Más o menos me situé a la altura de donde clavaba su sombrilla en la roteña playa de La Costilla. A veces con Luis, su marido. A veces, sola. Ambos enfrascados en absorbentes lecturas.
Ahora sí ; ahora me atrevía a acercarme. Turbar entonces su ensimismamiento lector o su chapuzón anulaba cualquier intento de convertirme en un groupie, en un meloso fan a la caza del acta notarial que certifica un inmortalizador selfie.

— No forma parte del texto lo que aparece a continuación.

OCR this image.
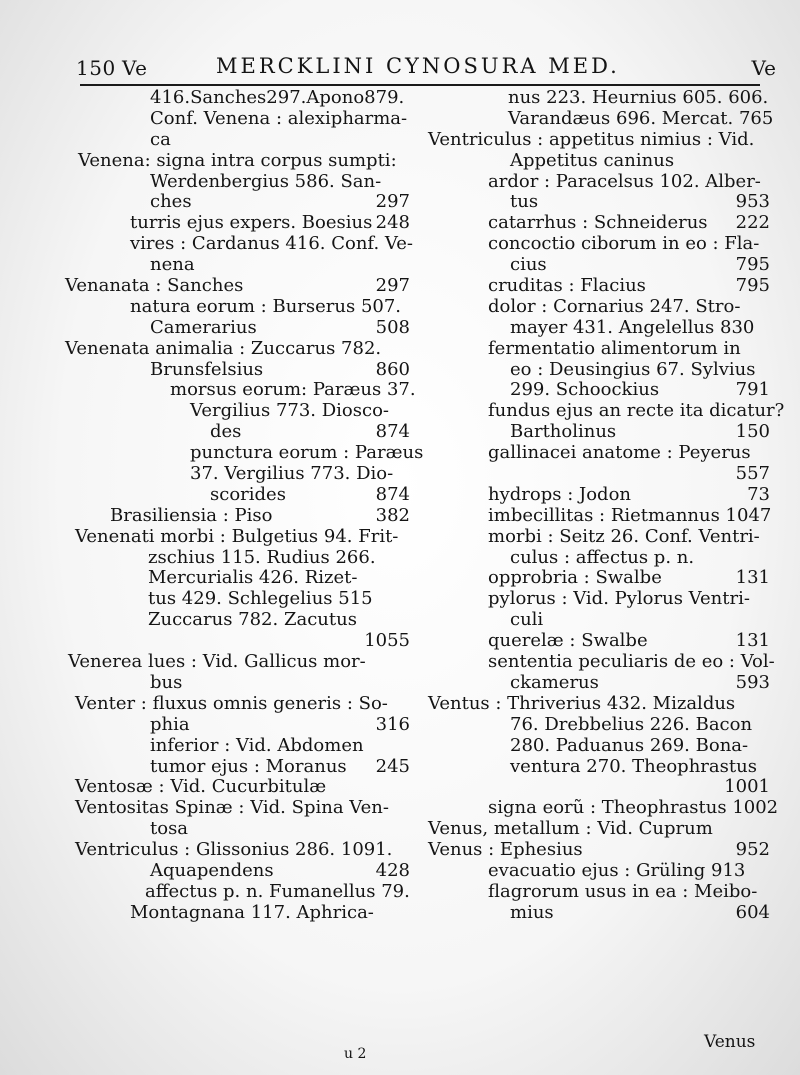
150 Ve	MERCKLINI CYNOSURA MED.	Ve
416.Sanches297.Apono879.
Conf. Venena : alexipharma-
ca
Venena: signa intra corpus sumpti:
Werdenbergius 586. San-
ches	297
turris ejus expers. Boesius 248
vires : Cardanus 416. Conf. Ve-
nena
Venanata : Sanches	297
natura eorum : Burserus 507.
Camerarius	508
Venenata animalia : Zuccarus 782.
Brunsfelsius	860
morsus eorum: Paræus 37.
Vergilius 773. Diosco-
des	874
punctura eorum : Paræus
37. Vergilius 773. Dio-
scorides	874
Brasiliensia : Piso	382
Venenati morbi : Bulgetius 94. Frit-
zschius 115. Rudius 266.
Mercurialis 426. Rizet-
tus 429. Schlegelius 515
Zuccarus 782. Zacutus
1055
Venerea lues : Vid. Gallicus mor-
bus
Venter : fluxus omnis generis : So-
phia	316
inferior : Vid. Abdomen
tumor ejus : Moranus 245
Ventosæ : Vid. Cucurbitulæ
Ventositas Spinæ : Vid. Spina Ven-
tosa
Ventriculus : Glissonius 286. 1091.
Aquapendens	428
affectus p. n. Fumanellus 79.
Montagnana 117. Aphrica-
nus 223. Heurnius 605. 606.
Varandæus 696. Mercat. 765
Ventriculus : appetitus nimius : Vid.
Appetitus caninus
ardor : Paracelsus 102. Alber-
tus	953
catarrhus : Schneiderus 222
concoctio ciborum in eo : Fla-
cius	795
cruditas : Flacius	795
dolor : Cornarius 247. Stro-
mayer 431. Angelellus 830
fermentatio alimentorum in
eo : Deusingius 67. Sylvius
299. Schoockius	791
fundus ejus an recte ita dicatur?
Bartholinus	150
gallinacei anatome : Peyerus
557
hydrops : Jodon	73
imbecillitas : Rietmannus 1047
morbi : Seitz 26. Conf. Ventri-
culus : affectus p. n.
opprobria : Swalbe	131
pylorus : Vid. Pylorus Ventri-
culi
querelæ : Swalbe	131
sententia peculiaris de eo : Vol-
ckamerus	593
Ventus : Thriverius 432. Mizaldus
76. Drebbelius 226. Bacon
280. Paduanus 269. Bona-
ventura 270. Theophrastus
1001
signa eorũ : Theophrastus 1002
Venus, metallum : Vid. Cuprum
Venus : Ephesius	952
evacuatio ejus : Grüling 913
flagrorum usus in ea : Meibo-
mius	604
u 2
Venus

Reconozco que me hubiera gustado tener una foto con ella, pero en esos momentos precisos, Almudena era un nombre de playa, y la playa, para algunos, es una biblioteca de sol, de agua, de brisas y de azules. Silencio, por favor.
Ya no la volveré a contemplar desde la orilla o el Paseo Marítimo. Pero la emoción de sentirme cerca de una persona especial la seguiré gozando a través de su mundo literario, un mundo poblado de humanidad doliente y turbia, de mujeres audaces, hambrientas de libertad, de personajes cegados por sus pasados. Un mundo que sembraba palabras, las mismas que siguen ahí resguardadas para siempre bajo su sombrilla literaria.
Sus libros seguirán por siempre sirviéndonos de sombra maternal contra una acalorada vida que en demasiadas ocasiones nos arrebata el oxígeno y derrite nuestros corazones, a veces helados; a veces chamuscados. Ese vaivén que sólo acaba con la muerte y esa muerte que acaba con todo.
Menos con las palabras, aquéllas que resisten bien los aires difíciles, por mucha furia que malgasten contra las que ha dejado escritas Almudena Grandes.